The sessions themselves are taking some getting used to. I go in with the intention of it being more of a conversation than a vent, or me ranting on my soapbox. But anyone who’s met me knows when given any indication of interest, I’ll talk until I run out of things to say or someone stops me (hint it’s never the former). So I feel like I’ve lobbed a ton at this poor person in a very short span of time, some of it heavy personal stuff. There hasn’t really been much on her end. That got me thinking maybe I’m displaying a pattern similar to one I’ve had most of my life.
Growing up, especially with peers, I got into the habit of trying to anticipate how someone was going to react to me or treat me. Then I would aproximate that response first. This manifested in a lot of ways, bringing up flaws or shortcomings, being overly open about personal things, or totally closed off and being incredibly self-deprecating. That last one became a personality feature I’m still trying to turn off.
It was all a defense mechanism, one I still use to this day. But the way I use it has changed. In high school I used to make fun of myself to rob other people of the opportunity. It’s no fun to bully someone about things they’re already openly joking about. Now it more often manifests in giving people too much information or none. They either can’t parse out what they actually wanted so the conversation stops, or they don’t work up to what they were going to say. Whatever requests, opinions, judgments, never come up, if they existed at all.
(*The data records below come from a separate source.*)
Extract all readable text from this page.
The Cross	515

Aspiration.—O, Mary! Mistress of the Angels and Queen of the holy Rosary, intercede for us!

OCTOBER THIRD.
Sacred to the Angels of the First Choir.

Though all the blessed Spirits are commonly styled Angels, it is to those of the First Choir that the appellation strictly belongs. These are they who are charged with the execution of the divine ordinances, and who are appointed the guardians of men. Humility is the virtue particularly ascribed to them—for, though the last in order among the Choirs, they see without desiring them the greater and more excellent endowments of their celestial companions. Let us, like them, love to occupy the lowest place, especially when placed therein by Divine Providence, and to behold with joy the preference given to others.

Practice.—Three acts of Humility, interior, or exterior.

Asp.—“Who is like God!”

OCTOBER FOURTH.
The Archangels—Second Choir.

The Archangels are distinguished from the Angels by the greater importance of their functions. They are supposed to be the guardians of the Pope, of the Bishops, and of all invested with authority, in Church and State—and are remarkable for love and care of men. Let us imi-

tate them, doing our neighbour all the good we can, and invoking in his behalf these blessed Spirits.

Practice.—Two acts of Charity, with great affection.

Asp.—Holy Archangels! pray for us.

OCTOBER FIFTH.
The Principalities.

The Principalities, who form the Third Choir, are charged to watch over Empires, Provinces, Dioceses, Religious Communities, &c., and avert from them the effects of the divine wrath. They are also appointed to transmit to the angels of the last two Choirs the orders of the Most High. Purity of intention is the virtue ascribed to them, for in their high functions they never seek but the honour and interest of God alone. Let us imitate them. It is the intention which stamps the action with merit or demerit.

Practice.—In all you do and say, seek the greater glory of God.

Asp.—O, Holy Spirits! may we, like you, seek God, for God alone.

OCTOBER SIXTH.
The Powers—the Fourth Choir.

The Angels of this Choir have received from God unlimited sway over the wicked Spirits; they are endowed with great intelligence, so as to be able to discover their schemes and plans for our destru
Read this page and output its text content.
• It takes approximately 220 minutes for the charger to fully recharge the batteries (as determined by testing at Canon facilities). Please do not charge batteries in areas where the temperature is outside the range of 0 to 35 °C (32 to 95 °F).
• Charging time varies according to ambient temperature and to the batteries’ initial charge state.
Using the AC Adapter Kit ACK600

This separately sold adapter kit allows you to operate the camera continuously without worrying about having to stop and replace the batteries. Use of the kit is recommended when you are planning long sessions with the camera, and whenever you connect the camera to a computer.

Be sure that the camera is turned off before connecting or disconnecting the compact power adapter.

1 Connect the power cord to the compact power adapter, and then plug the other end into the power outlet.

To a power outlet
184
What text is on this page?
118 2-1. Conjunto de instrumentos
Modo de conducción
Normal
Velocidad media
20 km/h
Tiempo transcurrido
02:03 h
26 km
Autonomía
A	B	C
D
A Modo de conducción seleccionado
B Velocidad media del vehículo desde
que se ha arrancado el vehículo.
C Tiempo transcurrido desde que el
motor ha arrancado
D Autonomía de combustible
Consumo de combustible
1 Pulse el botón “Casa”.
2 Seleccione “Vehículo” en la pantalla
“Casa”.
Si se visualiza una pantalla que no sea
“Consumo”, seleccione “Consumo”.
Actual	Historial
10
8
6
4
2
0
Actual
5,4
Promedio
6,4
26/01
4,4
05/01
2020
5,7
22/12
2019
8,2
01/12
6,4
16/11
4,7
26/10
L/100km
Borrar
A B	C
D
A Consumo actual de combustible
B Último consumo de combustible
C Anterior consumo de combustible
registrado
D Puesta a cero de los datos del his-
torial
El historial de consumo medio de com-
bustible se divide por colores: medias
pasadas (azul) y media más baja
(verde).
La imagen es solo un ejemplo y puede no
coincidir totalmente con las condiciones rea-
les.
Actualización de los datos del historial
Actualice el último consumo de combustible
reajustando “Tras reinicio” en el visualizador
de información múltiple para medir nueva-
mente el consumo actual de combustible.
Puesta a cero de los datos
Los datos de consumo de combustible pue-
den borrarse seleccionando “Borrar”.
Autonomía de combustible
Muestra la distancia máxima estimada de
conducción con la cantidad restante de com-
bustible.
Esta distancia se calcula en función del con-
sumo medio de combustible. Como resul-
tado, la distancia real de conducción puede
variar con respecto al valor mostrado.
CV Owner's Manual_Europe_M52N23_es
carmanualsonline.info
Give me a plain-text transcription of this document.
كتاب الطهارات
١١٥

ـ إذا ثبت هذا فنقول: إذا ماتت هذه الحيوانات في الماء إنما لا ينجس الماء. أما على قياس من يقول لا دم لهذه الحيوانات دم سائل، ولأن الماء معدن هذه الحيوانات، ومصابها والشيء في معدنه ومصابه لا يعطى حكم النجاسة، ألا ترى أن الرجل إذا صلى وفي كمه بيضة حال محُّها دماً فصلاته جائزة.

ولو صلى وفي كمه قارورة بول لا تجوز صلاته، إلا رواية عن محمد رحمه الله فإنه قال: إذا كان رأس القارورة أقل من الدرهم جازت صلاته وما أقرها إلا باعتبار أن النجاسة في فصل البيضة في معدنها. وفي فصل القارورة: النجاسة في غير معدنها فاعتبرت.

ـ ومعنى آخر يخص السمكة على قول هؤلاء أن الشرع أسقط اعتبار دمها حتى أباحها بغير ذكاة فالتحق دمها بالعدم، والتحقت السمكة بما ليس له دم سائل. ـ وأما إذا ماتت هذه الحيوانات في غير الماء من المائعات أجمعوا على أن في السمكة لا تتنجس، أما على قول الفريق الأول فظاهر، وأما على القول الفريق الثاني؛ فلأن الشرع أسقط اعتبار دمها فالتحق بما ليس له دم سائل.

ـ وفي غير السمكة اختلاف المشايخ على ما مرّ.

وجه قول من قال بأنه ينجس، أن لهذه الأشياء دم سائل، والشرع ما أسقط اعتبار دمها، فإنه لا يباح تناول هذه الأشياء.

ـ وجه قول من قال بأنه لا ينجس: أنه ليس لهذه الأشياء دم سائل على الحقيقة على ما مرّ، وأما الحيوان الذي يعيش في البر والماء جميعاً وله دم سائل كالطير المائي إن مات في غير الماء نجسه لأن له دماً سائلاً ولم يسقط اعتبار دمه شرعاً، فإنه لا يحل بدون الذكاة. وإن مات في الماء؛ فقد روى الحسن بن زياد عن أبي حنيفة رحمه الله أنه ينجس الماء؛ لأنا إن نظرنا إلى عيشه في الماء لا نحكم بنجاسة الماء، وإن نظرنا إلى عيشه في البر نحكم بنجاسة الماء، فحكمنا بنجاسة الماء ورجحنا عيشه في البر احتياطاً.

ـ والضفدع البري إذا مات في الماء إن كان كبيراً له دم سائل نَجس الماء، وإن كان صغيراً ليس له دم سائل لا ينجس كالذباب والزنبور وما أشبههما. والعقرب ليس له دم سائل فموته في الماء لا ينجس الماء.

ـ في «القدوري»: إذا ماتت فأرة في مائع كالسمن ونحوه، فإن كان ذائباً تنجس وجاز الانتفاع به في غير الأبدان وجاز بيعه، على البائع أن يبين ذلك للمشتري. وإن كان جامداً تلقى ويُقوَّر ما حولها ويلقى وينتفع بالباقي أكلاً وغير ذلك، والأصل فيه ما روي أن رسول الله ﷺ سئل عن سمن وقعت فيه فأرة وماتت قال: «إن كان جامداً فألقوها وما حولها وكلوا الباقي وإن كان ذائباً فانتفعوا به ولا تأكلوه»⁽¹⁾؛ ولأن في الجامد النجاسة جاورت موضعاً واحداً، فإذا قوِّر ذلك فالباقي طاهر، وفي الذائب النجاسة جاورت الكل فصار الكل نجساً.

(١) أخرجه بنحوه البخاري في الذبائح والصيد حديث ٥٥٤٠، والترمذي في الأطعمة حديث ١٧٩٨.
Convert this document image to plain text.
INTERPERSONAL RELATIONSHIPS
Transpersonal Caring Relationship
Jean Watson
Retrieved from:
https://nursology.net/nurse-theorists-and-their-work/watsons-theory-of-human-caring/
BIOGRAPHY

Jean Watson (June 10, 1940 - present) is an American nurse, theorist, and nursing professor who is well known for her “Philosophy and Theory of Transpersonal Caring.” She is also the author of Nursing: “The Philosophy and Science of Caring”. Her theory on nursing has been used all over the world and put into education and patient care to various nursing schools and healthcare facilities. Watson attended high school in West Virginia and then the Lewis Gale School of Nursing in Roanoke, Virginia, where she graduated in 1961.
This is what I think I’ve been doing in therapy and I’m afraid I’m sabotaging myself. Instead of working on specific problems I’m offloading my entire childhood, medical history and family tree. And maybe that’s ok, maybe that’s helpful in its own way. But I can’t help but feel like my therapist isn’t getting the best representation of who I am and I think that’s doing a disservice to us both. I said early on in therapy one of my biggest problems when I’m talking to basically anyone who’s not my husband is having to remind myself I don’t know what they’re thinking. It might be time to actually put that into practice and give people a fighting chance of actually communicating with me.